[78-L] "Broadcast" 12
Matthew Duncan
recordgeek334578 at yahoo.com
Wed May 12 13:25:50 PDT 2010
Hi
The Broadcast Twelve product made by Crystallate (after they took over from Vocalion in manufacturing all the different Broadcast imprints) did indeed feature alot of popular selections in two part form, a great many by Harry Bidgood's Symphonic Dance Band and of course the Havana Band example given by Joe.
The Broadcast Twelve records featured classical and opera items along with these popular ones and were issued in a 5000 series with light blue style labels from 1928 to 1930 or so and was relatively successful. It finished when Broadcast record production was streamlined (they would thereafter concentrate on their 8" series of red, white, gold and black labelled records that increased to 9" size in 1931) due to the onset of the Great Depression.

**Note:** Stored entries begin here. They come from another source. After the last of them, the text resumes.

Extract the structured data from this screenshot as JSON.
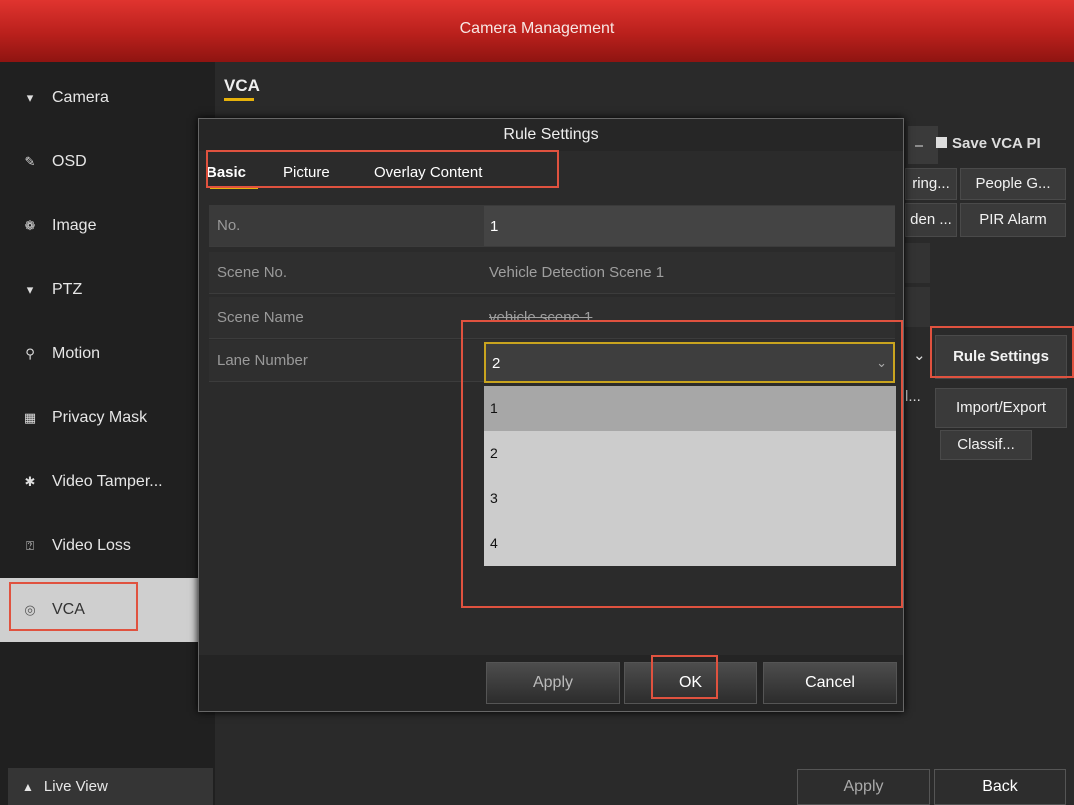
{
  "window": {
    "title": "Camera Management"
  },
  "sidebar": {
    "items": [
      {
        "label": "Camera",
        "icon": "camera-icon",
        "glyph": "▾"
      },
      {
        "label": "OSD",
        "icon": "pen-icon",
        "glyph": "✎"
      },
      {
        "label": "Image",
        "icon": "image-icon",
        "glyph": "❁"
      },
      {
        "label": "PTZ",
        "icon": "ptz-icon",
        "glyph": "▾"
      },
      {
        "label": "Motion",
        "icon": "motion-icon",
        "glyph": "⚲"
      },
      {
        "label": "Privacy Mask",
        "icon": "privacy-mask-icon",
        "glyph": "▦"
      },
      {
        "label": "Video Tamper...",
        "icon": "tamper-icon",
        "glyph": "✱"
      },
      {
        "label": "Video Loss",
        "icon": "video-loss-icon",
        "glyph": "⍰"
      },
      {
        "label": "VCA",
        "icon": "vca-icon",
        "glyph": "◎"
      }
    ],
    "live_view": "Live View"
  },
  "main": {
    "tab": "VCA",
    "save_vca": "Save VCA PI",
    "bg_buttons": [
      "ring...",
      "People G...",
      "den ...",
      "PIR Alarm",
      "Rule Settings",
      "Import/Export",
      "Classif...",
      "l..."
    ],
    "apply": "Apply",
    "back": "Back"
  },
  "dialog": {
    "title": "Rule Settings",
    "tabs": [
      "Basic",
      "Picture",
      "Overlay Content"
    ],
    "rows": [
      {
        "label": "No.",
        "value": "1"
      },
      {
        "label": "Scene No.",
        "value": "Vehicle Detection Scene 1"
      },
      {
        "label": "Scene Name",
        "value": "vehicle scene 1"
      },
      {
        "label": "Lane Number",
        "value": "2"
      }
    ],
    "lane_options": [
      "1",
      "2",
      "3",
      "4"
    ],
    "buttons": {
      "apply": "Apply",
      "ok": "OK",
      "cancel": "Cancel"
    }
  },
  "colors": {
    "title_red": "#c8231f",
    "accent_yellow": "#e7b20b",
    "highlight_box": "#e0523f"
  }
}
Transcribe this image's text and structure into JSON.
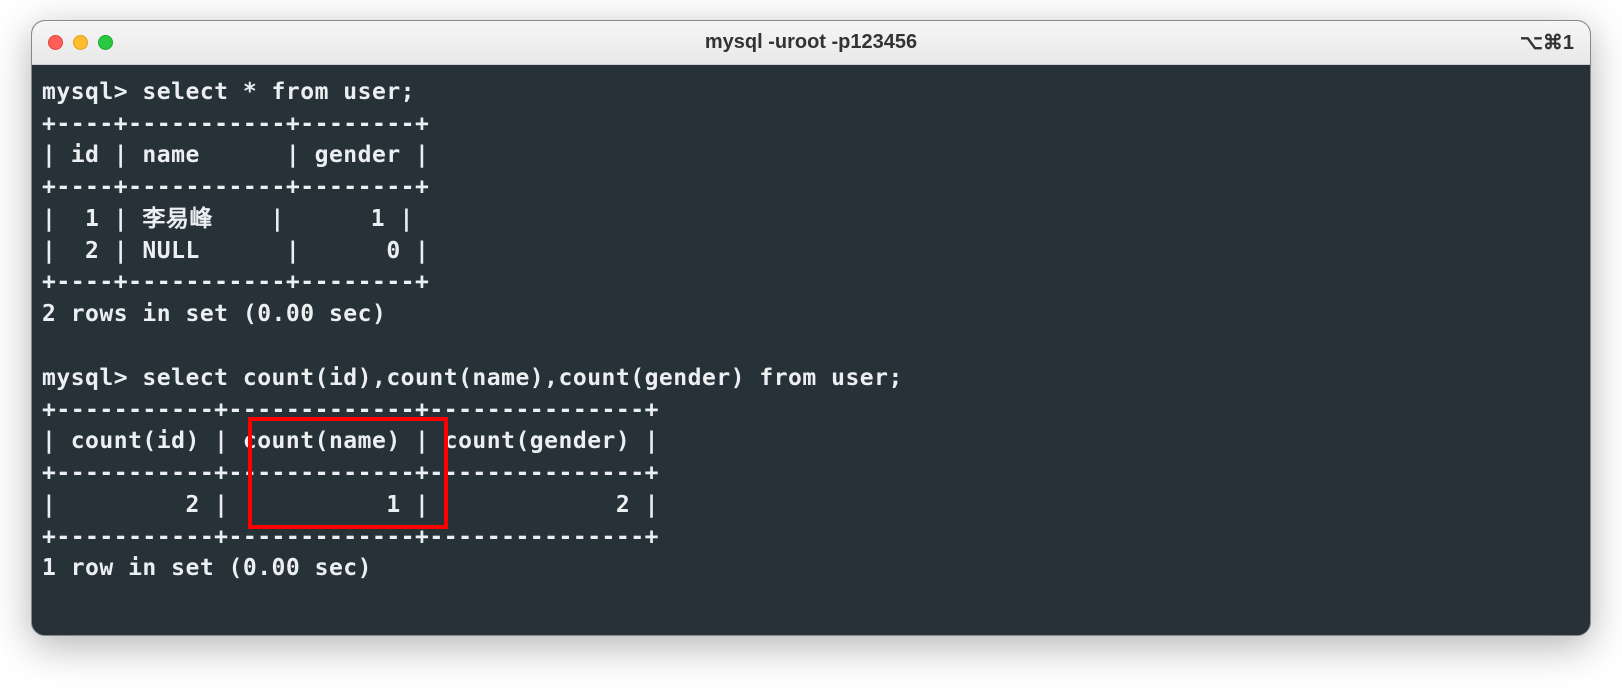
{
  "window": {
    "title": "mysql -uroot -p123456",
    "shortcut": "⌥⌘1"
  },
  "terminal": {
    "lines": [
      "mysql> select * from user;",
      "+----+-----------+--------+",
      "| id | name      | gender |",
      "+----+-----------+--------+",
      "|  1 | 李易峰    |      1 |",
      "|  2 | NULL      |      0 |",
      "+----+-----------+--------+",
      "2 rows in set (0.00 sec)",
      "",
      "mysql> select count(id),count(name),count(gender) from user;",
      "+-----------+-------------+---------------+",
      "| count(id) | count(name) | count(gender) |",
      "+-----------+-------------+---------------+",
      "|         2 |           1 |             2 |",
      "+-----------+-------------+---------------+",
      "1 row in set (0.00 sec)"
    ]
  },
  "query1": {
    "sql": "select * from user;",
    "columns": [
      "id",
      "name",
      "gender"
    ],
    "rows": [
      {
        "id": 1,
        "name": "李易峰",
        "gender": 1
      },
      {
        "id": 2,
        "name": null,
        "gender": 0
      }
    ],
    "status": "2 rows in set (0.00 sec)"
  },
  "query2": {
    "sql": "select count(id),count(name),count(gender) from user;",
    "columns": [
      "count(id)",
      "count(name)",
      "count(gender)"
    ],
    "rows": [
      {
        "count(id)": 2,
        "count(name)": 1,
        "count(gender)": 2
      }
    ],
    "status": "1 row in set (0.00 sec)"
  },
  "highlight": {
    "column": "count(name)",
    "value": 1
  }
}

A short lived 1929/30 series of 'Broadcast Twelve Super Dance' records with orange labels in a 2500 series also proved popular with the public for the brief time they were available. Some of these feature the same bands as the blue label series but these tend not to be two parters.

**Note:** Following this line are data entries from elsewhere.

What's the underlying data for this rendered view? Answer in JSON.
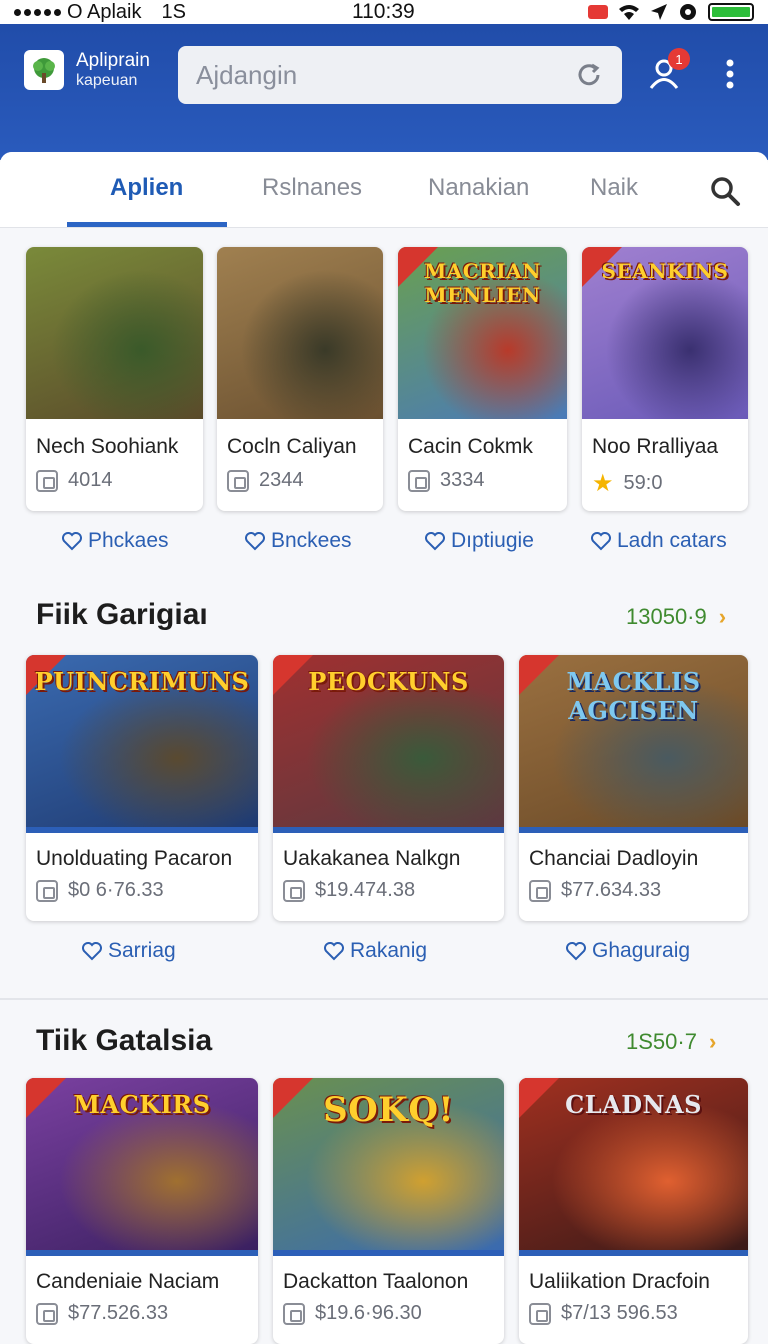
{
  "status": {
    "carrier": "O Aplaik",
    "network": "1S",
    "time": "110:39"
  },
  "brand": {
    "line1": "Apliprain",
    "line2": "kapeuan"
  },
  "search": {
    "placeholder": "Ajdangin"
  },
  "notifications": {
    "count": "1"
  },
  "tabs": [
    {
      "label": "Aplien",
      "active": true
    },
    {
      "label": "Rslnanes",
      "active": false
    },
    {
      "label": "Nanakian",
      "active": false
    },
    {
      "label": "Naik",
      "active": false
    }
  ],
  "featured": [
    {
      "name": "Nech Soohiank",
      "meta": "4014",
      "meta_icon": "box-icon",
      "action": "Phckaes",
      "art_title": "",
      "colors": [
        "#5a4a2a",
        "#7a8a3a",
        "#3a5a2a"
      ]
    },
    {
      "name": "Cocln Caliyan",
      "meta": "2344",
      "meta_icon": "box-icon",
      "action": "Bnckees",
      "art_title": "",
      "colors": [
        "#6a5030",
        "#a08050",
        "#3a3a28"
      ]
    },
    {
      "name": "Cacin Cokmk",
      "meta": "3334",
      "meta_icon": "box-icon",
      "action": "Dıptiugie",
      "art_title": "MACRIAN MENLIEN",
      "colors": [
        "#4a7ab8",
        "#6aa050",
        "#b83a2a"
      ]
    },
    {
      "name": "Noo Rralliyaa",
      "meta": "59:0",
      "meta_icon": "star-icon",
      "action": "Ladn catars",
      "art_title": "SEANKINS",
      "colors": [
        "#6a5ab8",
        "#a080d0",
        "#3a3070"
      ]
    }
  ],
  "section1": {
    "title": "Fiik Garigiaı",
    "count": "13050·9",
    "cards": [
      {
        "name": "Unolduating Pacaron",
        "price": "$0 6·76.33",
        "action": "Sarriag",
        "art_title": "PUINCRIMUNS",
        "colors": [
          "#1f3a70",
          "#3a6ab0",
          "#5a4a30"
        ]
      },
      {
        "name": "Uakakanea Nalkgn",
        "price": "$19.474.38",
        "action": "Rakanig",
        "art_title": "PEOCKUNS",
        "colors": [
          "#5a3a40",
          "#a03030",
          "#3a5a3a"
        ]
      },
      {
        "name": "Chanciai Dadloyin",
        "price": "$77.634.33",
        "action": "Ghaguraig",
        "art_title": "MACKLIS AGCISEN",
        "colors": [
          "#6a4a28",
          "#9a7040",
          "#4a5a60"
        ]
      }
    ]
  },
  "section2": {
    "title": "Tiik Gatalsia",
    "count": "1S50·7",
    "cards": [
      {
        "name": "Candeniaie Naciam",
        "price": "$77.526.33",
        "art_title": "MACKIRS",
        "colors": [
          "#3a2060",
          "#7a40a0",
          "#a07030"
        ]
      },
      {
        "name": "Dackatton Taalonon",
        "price": "$19.6·96.30",
        "art_title": "SOKQ!",
        "colors": [
          "#3a6ab0",
          "#6a9050",
          "#d0a030"
        ]
      },
      {
        "name": "Ualiikation Dracfoin",
        "price": "$7/13 596.53",
        "art_title": "CLADNAS",
        "colors": [
          "#3a1a18",
          "#a03020",
          "#e06030"
        ]
      }
    ]
  }
}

A red and gold 'Broadcast Super Twelve' series in a 3000 series prior to the 1934 demise of the firm also had some two part popular selections of similar type to those found on the late 20s blue label series.
As far back as the 1910s there are ragtime inflected popular selections in two part form on English Zonophone by The Black Diamonds Band...how much further back this goes with the whole 'side break' thing, I don't know though. At least WW1 anyway.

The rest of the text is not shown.